The ADL Initiative Successfully Completes FY18 TLA Developmental Testing with SWEG(A)
The Special Warfare Education Group (Airborne) (SWEG(A)) hosted the ADL Initiative’s 2018 Total Learning Architecture (TLA) Test and Demonstration event at their facility in Fort Bragg, NC, 14–17 August 2018. This event marked the second empirical trial of a TLA prototype, and it provided ADL Initiative researchers with the opportunity to observe its operation under semi-realistic, ecological conditions.
This TLA event involved 60 Soldiers from Fort Bragg, along with SWEG(A) and ADL Initiative staff and sponsored performers from Eduworks, Institute for Defense Analyses, Perigean Technologies, and SoarTech. The Soldiers served as TLA testing participants, each completing roughly 12 contact hours with the system and interacting with training on Combat Awareness, Tracking, and Profiling.
TLA and the 2018 TLA Prototype
Soldiers’ xAPI-based performance was aggregated across all learning activities and visualized in real-time.
The TLA is a collection of specifications for accessing and making use of learning-related data, or in other words, a set of documents that define how learning and development technologies “talk” to one another. Those specifications documents define, for instance, Application Programing Interfaces (APIs), data elements, metadata schemas, open architecture designs, and middleware services. Ultimately, once matured and implemented, the TLA will enable personalized, data-driven, and lifelong technology-enabled learning across the DoD and potentially beyond.
To test the viability of the 2018 TLA draft specifications, the researchers needed to implement a reference implementation model, or an example prototype of a possible TLA system. For the 2018 trial; the prototype included the following learning activity providers with which the participants interacted:
- iPad-based Personal E-books for Learning (PEBL)
- Web-based Moodle, a traditional, off-the-shelf open-source LMS
- Web-based Perceptive Adaptive Learning Modules (PALMs)

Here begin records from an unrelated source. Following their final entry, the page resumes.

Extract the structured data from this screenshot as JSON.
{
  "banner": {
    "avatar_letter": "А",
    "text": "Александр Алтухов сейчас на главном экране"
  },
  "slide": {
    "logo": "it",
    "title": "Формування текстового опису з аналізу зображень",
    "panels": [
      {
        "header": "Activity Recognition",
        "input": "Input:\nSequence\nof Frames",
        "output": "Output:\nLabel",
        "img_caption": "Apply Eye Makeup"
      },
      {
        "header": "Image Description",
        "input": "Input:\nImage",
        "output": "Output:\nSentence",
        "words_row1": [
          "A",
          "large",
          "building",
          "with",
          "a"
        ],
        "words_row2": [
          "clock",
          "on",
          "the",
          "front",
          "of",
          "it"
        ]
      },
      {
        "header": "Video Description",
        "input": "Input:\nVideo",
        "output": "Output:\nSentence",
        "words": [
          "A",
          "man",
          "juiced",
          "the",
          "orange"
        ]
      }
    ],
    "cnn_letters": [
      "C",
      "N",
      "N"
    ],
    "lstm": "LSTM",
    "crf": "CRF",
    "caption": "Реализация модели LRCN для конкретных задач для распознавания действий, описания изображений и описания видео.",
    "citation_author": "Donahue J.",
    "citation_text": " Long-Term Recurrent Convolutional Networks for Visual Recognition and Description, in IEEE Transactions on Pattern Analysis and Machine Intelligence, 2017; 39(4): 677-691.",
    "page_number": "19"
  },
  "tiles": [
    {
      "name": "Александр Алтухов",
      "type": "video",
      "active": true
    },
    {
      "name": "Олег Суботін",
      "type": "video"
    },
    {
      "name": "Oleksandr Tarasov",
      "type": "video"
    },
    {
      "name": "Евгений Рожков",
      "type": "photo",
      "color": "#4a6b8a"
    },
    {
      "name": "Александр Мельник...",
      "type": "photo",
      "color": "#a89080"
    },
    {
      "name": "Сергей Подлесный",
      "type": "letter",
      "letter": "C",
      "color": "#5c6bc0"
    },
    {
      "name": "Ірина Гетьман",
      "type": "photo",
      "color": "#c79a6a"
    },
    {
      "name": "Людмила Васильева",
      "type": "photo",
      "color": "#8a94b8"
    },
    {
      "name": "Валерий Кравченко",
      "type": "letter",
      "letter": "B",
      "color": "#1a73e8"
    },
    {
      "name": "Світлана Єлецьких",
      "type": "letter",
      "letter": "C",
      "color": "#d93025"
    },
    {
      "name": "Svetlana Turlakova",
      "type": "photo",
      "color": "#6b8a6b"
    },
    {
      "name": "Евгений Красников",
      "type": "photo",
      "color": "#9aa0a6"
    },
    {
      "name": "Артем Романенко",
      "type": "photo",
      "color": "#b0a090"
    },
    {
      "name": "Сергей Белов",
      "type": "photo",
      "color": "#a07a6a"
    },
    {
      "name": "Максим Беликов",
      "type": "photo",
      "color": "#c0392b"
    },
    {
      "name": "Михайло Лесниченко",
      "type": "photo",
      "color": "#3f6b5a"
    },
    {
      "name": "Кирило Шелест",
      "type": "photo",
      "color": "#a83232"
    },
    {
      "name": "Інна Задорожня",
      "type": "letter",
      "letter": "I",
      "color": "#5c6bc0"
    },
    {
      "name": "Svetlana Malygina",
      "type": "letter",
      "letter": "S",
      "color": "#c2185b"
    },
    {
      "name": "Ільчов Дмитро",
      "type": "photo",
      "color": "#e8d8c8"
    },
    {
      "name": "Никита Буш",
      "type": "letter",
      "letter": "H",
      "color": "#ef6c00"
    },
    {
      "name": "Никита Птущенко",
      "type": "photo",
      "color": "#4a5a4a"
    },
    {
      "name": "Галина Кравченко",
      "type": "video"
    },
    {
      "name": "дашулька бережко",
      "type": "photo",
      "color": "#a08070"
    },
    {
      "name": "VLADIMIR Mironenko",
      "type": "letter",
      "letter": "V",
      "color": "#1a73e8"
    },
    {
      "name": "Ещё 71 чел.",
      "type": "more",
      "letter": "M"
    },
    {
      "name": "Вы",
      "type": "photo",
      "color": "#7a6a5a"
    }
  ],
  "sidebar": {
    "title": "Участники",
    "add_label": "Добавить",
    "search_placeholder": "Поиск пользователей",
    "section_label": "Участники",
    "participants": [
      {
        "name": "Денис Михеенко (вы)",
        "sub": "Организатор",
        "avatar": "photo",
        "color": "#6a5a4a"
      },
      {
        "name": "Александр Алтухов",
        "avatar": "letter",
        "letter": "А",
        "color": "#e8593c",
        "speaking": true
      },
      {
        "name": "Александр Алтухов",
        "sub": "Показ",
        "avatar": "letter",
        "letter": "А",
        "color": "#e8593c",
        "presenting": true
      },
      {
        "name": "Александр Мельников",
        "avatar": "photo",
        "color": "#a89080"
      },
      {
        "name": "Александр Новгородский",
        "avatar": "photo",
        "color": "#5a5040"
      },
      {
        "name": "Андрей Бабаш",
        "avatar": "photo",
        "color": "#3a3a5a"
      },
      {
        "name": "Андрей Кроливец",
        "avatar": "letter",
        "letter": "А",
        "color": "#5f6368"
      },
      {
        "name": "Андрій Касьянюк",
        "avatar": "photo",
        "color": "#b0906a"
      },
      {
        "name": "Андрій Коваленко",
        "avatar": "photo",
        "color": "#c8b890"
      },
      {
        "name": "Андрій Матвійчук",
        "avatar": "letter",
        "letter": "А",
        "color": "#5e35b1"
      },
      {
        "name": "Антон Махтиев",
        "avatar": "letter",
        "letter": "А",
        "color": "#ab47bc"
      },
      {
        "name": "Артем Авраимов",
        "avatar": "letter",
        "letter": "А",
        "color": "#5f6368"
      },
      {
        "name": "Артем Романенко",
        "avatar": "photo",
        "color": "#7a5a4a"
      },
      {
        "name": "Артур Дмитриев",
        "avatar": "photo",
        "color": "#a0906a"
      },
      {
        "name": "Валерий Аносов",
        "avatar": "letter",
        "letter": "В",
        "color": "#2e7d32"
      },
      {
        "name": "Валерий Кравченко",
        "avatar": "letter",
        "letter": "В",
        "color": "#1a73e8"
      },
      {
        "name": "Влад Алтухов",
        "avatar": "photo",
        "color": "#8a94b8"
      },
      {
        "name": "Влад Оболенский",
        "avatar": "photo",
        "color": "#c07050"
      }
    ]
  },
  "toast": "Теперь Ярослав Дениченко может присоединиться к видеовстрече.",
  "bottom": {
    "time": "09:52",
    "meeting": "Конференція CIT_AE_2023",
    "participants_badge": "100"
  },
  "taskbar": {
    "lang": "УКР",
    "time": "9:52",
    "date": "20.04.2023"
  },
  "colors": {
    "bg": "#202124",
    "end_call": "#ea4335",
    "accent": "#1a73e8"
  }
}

- Web-based Sero! a web-based concept map assessment tool
- Web-based Static content viewer for PDFs and static webpages
- Web-based Unity 3D “games” (with an xAPI wrapper added)
- Web-based YouTube video player
- Live training activity, with the “scores” inserted manually via a “grade book”
The 2018 prototype also included services for cross-system learning recommendations, managing and asserting competencies, managing learning evidence, aggregating and visualization of learner data, and managing learner profiles. These back-end capabilities were designed to support and interact with the holistic system (i.e., across all the learning applications).
These middleware and back-end services and data components included:
- Competency and Skill System (CASS), an xAPI evidence-to-competency mapper
- Fast Learning from Unlabeled Episodes for Next-Generation Tailoring (FLUENT) recommender
- An Activity Index of the various user-facing learning activities and their metadata
- A Learner Record Store to manage xAPI data, using off-the-shelf software
A summary of the interoperability specifications, data elements, and middleware considered during the 2018 TLA development spiral is included in the upcoming I/ITSEC 2018 publication, “Total Learning Architecture Moving into the Future.”
Testing Outcomes and Way Ahead
The TLA prototype generated more than 400,000 xAPI activity statements, just over 50,000 created from students’ interactions and around 250,000 from system logs. The participants also completed pre- and post-tests, reactions surveys, and focus groups. Similarly, the developers provided their observations of the experience and recorded formal observations of participants interacting with the prototype system. Initial data collected from the testing event show positive outcomes—but also clear areas for improvement.
The 2018 testing event illustrated the need for additional research in areas, such as: discovery services to automate the collection of metadata and alignment to competency objects, additional metadata fields to describe content and competencies, concept and practical interactions among competencies, and learner profile representations. Also, there is a need for a learner service that pushes information about learners that different components need (e.g., mastery estimates, preferences).
For 2019, the ADL Initiative intends to focus on updating the architecture, honing the metadata data elements, and improving the maturity of associated xAPI profiles. The 2018 demonstration revealed the limitations of a point-to-point architecture design, in areas such as scalability and service modularity. For the next spiral of development, the TLA prototype will use a streaming data architecture, with the data sources available as streams, allowing any service to subscribe to their information. The success of 2019 reference implementation prototype will rest largely on the creation and documentation of a microservices architecture that allows each TLA component to publish and subscribe to different data streams.
The 2019 prototype will also incorporate a more robust xAPI profile, to more strictly control the terms used and to define a broader, more meaningful set of data elements that can inform more useful learning analytics. Similarly, in 2019, the ADL Initiative will focus on improving the data and metadata elements associated with the content activity index and learner profiles.
Additional information about the 2018 testing outcomes and 2019 engineering plans is forthcoming. Reports on the progress of this effort will be posted on the ADL Initiative website, as it becomes available. The ADL Initiative also plans to start an open working group in 2019, to encourage broader collaboration across the public sector and professional learning specifications community.